Back home I spent the next week ‘waiting’ and after 8 days it finally ‘happened’ – the worst period ever. I was up the entire night just sitting on the toilet. Handled it like a pro with just two Advil throughout the whole excruciating process mind you. By early hours of the morning, it was done. I was exhausted, and thankful that I didnt hemorrhage or have had to be rushed to the ER. Praise God for keeping me safe. I called my grandparents in South Africa the next day to tell them the news (as they were with us when we first found out). They were deeply sad. My grandmother was concerned about my well-being but I assured her I was just fine (I was physically, but no so much mentally). My grandfather said a prayer for me over the phone. His prayers always made me feel a wave of calm, as did his voice. I was so grateful to have them.

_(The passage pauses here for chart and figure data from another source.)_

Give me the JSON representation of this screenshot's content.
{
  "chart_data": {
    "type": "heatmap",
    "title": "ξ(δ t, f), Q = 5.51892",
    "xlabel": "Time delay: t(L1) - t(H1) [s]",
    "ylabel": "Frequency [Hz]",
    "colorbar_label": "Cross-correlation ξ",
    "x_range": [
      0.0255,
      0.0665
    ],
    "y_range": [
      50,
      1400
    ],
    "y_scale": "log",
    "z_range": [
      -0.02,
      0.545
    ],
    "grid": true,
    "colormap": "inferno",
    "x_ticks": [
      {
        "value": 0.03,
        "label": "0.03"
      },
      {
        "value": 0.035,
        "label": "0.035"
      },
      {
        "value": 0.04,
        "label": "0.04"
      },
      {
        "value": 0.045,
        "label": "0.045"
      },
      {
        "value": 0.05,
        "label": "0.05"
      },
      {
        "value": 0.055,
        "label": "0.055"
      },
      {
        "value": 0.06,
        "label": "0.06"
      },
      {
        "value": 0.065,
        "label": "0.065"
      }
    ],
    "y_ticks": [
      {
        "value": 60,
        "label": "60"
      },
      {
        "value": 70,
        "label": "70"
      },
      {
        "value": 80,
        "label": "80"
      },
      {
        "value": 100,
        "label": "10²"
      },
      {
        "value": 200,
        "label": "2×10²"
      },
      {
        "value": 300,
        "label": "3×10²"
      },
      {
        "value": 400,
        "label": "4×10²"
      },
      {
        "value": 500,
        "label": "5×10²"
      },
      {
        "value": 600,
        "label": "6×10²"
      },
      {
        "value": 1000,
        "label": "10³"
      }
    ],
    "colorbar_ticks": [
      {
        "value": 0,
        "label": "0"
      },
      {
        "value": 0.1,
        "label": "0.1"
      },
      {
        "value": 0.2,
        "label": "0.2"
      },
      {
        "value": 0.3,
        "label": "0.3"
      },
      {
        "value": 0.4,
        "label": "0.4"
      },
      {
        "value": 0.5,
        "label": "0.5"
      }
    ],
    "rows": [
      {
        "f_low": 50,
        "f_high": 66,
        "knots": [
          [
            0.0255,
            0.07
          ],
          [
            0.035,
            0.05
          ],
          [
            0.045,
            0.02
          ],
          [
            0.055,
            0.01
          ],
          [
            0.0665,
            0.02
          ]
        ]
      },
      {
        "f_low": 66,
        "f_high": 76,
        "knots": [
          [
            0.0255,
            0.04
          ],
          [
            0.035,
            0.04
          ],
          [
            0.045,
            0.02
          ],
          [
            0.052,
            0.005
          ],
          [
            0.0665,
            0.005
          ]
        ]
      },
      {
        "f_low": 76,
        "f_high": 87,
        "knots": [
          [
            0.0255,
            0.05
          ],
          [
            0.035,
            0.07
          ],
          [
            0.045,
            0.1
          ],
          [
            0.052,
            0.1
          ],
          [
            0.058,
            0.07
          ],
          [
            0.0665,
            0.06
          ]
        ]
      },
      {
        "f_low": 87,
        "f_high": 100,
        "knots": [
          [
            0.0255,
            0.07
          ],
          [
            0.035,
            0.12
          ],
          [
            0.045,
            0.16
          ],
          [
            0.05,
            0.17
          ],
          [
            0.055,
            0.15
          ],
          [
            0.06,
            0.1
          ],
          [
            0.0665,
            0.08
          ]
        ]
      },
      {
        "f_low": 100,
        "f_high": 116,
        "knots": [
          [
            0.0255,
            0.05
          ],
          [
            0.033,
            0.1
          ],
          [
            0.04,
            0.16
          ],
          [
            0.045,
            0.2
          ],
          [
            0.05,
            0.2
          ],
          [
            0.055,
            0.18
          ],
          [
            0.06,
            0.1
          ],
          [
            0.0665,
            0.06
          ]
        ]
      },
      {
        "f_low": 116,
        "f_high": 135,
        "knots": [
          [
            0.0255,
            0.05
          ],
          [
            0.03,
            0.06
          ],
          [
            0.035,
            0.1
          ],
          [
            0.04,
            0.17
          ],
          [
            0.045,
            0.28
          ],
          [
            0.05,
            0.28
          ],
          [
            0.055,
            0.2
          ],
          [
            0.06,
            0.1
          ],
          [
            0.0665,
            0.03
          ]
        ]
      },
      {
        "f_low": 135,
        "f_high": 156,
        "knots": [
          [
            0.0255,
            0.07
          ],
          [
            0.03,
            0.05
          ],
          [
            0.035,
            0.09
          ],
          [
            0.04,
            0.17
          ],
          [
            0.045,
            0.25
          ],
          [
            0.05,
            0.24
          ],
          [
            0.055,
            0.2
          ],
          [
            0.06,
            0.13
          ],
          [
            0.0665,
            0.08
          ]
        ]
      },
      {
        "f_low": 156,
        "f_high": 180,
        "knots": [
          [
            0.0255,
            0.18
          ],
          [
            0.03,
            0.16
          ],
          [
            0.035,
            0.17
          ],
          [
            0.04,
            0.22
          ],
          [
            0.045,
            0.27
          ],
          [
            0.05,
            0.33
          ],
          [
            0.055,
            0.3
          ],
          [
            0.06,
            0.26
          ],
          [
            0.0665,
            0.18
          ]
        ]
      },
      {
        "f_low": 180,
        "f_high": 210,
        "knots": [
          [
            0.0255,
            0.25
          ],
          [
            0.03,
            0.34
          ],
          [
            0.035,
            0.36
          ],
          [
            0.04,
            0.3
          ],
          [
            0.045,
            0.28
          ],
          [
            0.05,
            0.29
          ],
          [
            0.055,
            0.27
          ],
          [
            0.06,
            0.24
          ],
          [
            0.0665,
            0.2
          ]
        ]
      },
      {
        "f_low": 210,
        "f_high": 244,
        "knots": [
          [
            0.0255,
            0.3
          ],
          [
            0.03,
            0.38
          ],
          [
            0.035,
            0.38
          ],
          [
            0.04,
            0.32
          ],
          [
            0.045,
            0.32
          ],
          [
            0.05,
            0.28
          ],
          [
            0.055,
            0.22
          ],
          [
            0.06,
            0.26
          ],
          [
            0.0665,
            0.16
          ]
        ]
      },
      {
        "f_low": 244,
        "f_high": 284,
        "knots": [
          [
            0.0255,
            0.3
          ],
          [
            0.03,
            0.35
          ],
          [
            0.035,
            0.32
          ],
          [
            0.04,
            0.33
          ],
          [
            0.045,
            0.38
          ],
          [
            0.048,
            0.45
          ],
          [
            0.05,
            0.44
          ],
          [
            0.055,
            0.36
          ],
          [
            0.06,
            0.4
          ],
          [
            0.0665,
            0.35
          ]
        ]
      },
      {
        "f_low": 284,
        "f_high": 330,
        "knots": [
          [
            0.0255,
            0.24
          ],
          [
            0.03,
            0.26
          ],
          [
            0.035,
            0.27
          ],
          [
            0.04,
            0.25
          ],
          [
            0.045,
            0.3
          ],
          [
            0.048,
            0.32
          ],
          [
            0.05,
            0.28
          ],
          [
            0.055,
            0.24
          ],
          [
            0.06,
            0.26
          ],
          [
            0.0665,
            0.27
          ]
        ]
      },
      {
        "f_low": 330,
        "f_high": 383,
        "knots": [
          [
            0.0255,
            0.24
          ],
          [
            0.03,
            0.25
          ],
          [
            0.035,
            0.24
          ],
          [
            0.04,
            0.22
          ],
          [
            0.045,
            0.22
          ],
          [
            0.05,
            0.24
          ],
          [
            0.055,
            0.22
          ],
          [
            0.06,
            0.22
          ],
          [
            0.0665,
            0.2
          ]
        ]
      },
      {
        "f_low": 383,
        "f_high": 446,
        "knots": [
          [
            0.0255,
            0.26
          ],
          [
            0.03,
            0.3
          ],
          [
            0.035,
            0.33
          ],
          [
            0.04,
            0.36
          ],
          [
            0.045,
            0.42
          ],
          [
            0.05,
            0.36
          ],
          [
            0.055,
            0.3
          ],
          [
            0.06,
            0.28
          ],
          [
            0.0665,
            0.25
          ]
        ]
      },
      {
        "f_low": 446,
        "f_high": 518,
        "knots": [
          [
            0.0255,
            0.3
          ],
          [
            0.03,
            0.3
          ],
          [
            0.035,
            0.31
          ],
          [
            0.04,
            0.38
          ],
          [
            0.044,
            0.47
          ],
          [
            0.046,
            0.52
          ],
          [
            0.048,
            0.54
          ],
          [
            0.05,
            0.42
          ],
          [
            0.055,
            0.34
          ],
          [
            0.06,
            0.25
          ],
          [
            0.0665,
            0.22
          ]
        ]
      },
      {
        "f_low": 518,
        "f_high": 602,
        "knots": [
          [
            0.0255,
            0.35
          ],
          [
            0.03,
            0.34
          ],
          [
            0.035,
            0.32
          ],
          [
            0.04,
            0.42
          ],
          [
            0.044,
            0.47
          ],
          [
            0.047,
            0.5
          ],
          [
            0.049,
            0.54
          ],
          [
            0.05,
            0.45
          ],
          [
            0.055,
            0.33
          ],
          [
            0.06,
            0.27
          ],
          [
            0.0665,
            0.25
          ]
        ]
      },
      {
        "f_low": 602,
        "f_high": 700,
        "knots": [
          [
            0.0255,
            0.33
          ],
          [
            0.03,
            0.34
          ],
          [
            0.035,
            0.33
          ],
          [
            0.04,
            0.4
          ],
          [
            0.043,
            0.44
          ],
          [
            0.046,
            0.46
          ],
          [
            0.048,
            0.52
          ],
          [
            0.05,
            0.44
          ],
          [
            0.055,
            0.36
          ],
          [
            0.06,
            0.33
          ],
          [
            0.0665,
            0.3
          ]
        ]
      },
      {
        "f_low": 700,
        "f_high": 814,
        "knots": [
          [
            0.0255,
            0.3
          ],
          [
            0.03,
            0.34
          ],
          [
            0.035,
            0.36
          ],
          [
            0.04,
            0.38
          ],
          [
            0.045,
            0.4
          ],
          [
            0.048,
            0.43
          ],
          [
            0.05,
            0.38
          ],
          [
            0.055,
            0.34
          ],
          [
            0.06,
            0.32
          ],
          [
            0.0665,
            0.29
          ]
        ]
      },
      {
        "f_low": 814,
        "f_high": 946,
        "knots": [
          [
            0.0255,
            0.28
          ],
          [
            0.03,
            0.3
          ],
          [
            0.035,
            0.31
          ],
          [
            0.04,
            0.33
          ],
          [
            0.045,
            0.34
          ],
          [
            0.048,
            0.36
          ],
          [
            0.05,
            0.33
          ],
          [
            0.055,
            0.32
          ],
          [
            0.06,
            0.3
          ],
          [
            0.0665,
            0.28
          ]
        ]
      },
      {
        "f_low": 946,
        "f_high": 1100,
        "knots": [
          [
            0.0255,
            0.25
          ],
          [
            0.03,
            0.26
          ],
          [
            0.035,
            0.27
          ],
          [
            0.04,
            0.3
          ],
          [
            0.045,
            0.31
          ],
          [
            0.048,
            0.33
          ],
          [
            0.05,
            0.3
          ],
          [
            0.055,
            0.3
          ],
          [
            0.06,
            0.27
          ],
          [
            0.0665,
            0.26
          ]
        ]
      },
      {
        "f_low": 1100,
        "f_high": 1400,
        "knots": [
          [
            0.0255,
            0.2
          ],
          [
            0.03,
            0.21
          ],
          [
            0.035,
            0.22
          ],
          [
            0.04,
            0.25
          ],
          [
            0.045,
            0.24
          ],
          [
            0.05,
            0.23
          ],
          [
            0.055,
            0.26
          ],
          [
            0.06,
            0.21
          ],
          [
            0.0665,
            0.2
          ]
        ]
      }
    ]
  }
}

The following week I received a letter from my grandfather, in it he had included a verse:
“All things work together for good to them that love God, to them who are the called according to his purpose.” Romans 8:28
At this point, I didn’t know what that meant. I still wondered why God would allow such a thing to happen. But I guess we cannot question His timing.
A miscarriage is the loss of a fetus before the 20th week of pregnancy.— -WebMD
Six months later...
We decided to try again (after a difficult few months that went by with lots of arguments and yelling, and pain) we decided to begin to enjoy life again, not think about what had happened months ago, and took on a road trip to hike in the Utah mountains, with our little pampered dog who loved to travel anywhere with us. It was wonderful, the fresh air, the nature, the beauty of God’s earth. We reveled in it, and gave thanks. A few weeks later, I was late and we decided to test again, and the result was blue. We waited a few (nerve-wrecking) weeks and headed over to our gynae, before even telling us what was going on, on the screen – he held up his hand a high-fived us ecstatically. Guess that meant ‘we did it!’. We had a healthy perfectly formed heart beating, and this pregnancy was looked good.
In any case there was victory…
We never gave up praying and trying and we now have two healthy babies (aged 4 and 2) who we love and adore (and who drive us crazy every so often) but they are kind of spoiled and showered with hugs and kisses (and sometimes spankings), because we know the journey we had to take to get to this point. We wanted them, and God blessed us with them.
Who knows maybe God stopped the first pregnancy because he wanted us to have healthy babies. We don’t know, but there is one thing I do know, and that is that
“GOD WORKS ALL THINGS FOR THOSE WHO LOVE HIM”.
He's the God of Miracles. Praise God.